As an important participant in the crypto market, the movements of domestic funds in Japan are worth paying attention to. Currently, the number of accounts opened at Japanese cryptocurrency exchanges exceeds 12 million, with users' custodied fund balances exceeding 5 trillion yen.
With the improvement of Japan's regulatory environment (such as the release of the 2023 Web3 white paper) and the optimization of tax policies, I believe that institutional funds in Japan may accelerate their entry.
These funds tend to pursue stable allocations and are more inclined towards mainstream assets like Bitcoin and Ethereum. This will further strengthen the advantageous position of mainstream assets.
Next operational thoughts
Based on the analysis above, my personal strategy is:
Reduce leverage, especially avoiding high-multiplication contracts. During the market deleveraging process, high-leverage players are most likely to become cannon fodder.
Focus on allocating Bitcoin and Ethereum, while also paying appropriate attention to DeFi projects with actual income sources and compliant RWA (Real World Assets) projects.

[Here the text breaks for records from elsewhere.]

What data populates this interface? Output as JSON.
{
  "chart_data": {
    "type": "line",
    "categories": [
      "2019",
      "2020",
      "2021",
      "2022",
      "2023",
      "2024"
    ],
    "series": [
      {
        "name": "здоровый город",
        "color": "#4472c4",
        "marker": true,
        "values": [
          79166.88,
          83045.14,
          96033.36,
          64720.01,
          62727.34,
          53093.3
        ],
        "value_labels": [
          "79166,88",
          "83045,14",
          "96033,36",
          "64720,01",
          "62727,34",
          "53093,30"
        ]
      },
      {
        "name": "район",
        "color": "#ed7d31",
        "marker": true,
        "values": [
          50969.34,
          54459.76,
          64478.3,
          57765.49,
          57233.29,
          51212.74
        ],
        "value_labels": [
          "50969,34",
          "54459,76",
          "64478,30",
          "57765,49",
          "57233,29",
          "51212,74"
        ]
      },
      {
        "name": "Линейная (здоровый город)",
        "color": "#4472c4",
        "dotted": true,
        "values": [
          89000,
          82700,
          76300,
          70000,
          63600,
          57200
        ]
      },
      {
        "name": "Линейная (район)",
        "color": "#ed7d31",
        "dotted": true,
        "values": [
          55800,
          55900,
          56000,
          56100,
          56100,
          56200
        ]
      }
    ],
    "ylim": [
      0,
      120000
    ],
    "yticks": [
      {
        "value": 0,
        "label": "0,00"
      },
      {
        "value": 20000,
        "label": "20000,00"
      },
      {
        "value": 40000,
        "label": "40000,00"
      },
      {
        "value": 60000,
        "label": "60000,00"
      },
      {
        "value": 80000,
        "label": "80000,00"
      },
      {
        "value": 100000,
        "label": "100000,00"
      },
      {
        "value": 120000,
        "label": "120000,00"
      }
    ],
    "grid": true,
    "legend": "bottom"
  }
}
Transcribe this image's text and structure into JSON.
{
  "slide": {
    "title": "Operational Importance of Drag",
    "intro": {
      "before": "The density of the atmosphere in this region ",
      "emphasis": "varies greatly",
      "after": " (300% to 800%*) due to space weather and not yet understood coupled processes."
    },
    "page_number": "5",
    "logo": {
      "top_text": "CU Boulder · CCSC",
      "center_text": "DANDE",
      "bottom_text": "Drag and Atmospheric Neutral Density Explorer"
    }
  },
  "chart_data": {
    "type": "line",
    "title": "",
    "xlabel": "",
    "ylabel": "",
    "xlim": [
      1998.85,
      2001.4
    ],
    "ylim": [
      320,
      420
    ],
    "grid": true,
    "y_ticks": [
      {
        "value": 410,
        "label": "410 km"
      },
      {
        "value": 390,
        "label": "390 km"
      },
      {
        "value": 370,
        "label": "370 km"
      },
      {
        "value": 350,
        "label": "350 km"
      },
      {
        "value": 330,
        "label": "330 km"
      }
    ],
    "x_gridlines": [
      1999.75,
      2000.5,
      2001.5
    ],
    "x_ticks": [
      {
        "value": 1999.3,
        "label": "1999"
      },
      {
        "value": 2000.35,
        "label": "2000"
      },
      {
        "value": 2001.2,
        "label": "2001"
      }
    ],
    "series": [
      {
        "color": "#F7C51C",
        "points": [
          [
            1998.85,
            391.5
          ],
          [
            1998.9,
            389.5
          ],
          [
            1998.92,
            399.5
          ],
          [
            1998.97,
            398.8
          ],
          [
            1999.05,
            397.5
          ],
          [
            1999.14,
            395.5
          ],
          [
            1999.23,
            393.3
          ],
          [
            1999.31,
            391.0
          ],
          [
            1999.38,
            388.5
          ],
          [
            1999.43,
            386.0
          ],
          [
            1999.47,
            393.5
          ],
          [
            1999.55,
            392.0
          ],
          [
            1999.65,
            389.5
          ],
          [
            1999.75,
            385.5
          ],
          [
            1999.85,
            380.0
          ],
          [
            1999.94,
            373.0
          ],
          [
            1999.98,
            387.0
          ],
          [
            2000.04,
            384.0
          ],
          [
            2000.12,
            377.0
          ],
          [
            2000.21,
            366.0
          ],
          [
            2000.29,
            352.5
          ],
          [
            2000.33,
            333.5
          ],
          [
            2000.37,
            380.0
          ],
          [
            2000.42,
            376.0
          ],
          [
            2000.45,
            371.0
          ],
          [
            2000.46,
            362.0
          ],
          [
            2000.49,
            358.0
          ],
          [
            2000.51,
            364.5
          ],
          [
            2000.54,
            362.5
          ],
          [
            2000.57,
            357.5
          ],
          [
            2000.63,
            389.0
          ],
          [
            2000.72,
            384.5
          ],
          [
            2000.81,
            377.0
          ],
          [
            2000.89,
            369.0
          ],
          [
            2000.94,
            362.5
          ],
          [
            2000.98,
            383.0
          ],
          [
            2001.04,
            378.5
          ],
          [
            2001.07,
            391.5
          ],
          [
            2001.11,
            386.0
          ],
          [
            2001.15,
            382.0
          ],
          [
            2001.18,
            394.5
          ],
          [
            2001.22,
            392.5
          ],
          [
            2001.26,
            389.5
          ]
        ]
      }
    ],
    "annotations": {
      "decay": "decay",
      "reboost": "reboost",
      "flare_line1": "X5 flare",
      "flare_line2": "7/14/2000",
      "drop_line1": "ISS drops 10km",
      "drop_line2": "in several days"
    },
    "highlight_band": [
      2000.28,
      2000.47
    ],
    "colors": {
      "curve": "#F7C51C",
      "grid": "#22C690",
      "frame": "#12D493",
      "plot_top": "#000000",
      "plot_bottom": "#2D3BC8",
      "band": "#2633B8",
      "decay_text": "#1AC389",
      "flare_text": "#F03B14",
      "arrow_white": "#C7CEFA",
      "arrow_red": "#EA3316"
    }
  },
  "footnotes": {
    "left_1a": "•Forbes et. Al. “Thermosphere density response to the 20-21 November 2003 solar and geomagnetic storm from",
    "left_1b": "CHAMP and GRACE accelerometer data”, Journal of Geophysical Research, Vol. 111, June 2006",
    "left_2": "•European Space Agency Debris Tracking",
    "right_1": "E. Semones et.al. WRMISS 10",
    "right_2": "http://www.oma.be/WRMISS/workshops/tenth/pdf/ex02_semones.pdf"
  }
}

Adopt a batch-building strategy, without pursuing a single purchase at the lowest point. The impact of Japan's interest rate hike will continue to ferment, and the market may have fluctuations.
Pay special attention to the maximum pain point of $88,000 options. This technical level may become the focus of short-term competition between bulls and bears.
Conclusion: The market always grows amidst doubts.
Looking back, every turning point in macro policy has been a catalyst for market evolution.
When the Federal Reserve signaled tapering in 2013, Bitcoin fell 80% from its peak, but then entered a new bull market. In 2022, the Federal Reserve's aggressive interest rate hikes caused Bitcoin to drop from $69,000 to $16,000, but a year later it reached a new historical high.
This time, Japan's interest rate hike is no exception. The short-term pain is for the sake of longer-term healthy development.
When the arbitrage model of borrowing yen to trade cryptocurrencies retreats, when the market returns to fundamental analysis, and when value investing becomes mainstream, this is the market we truly hope to see.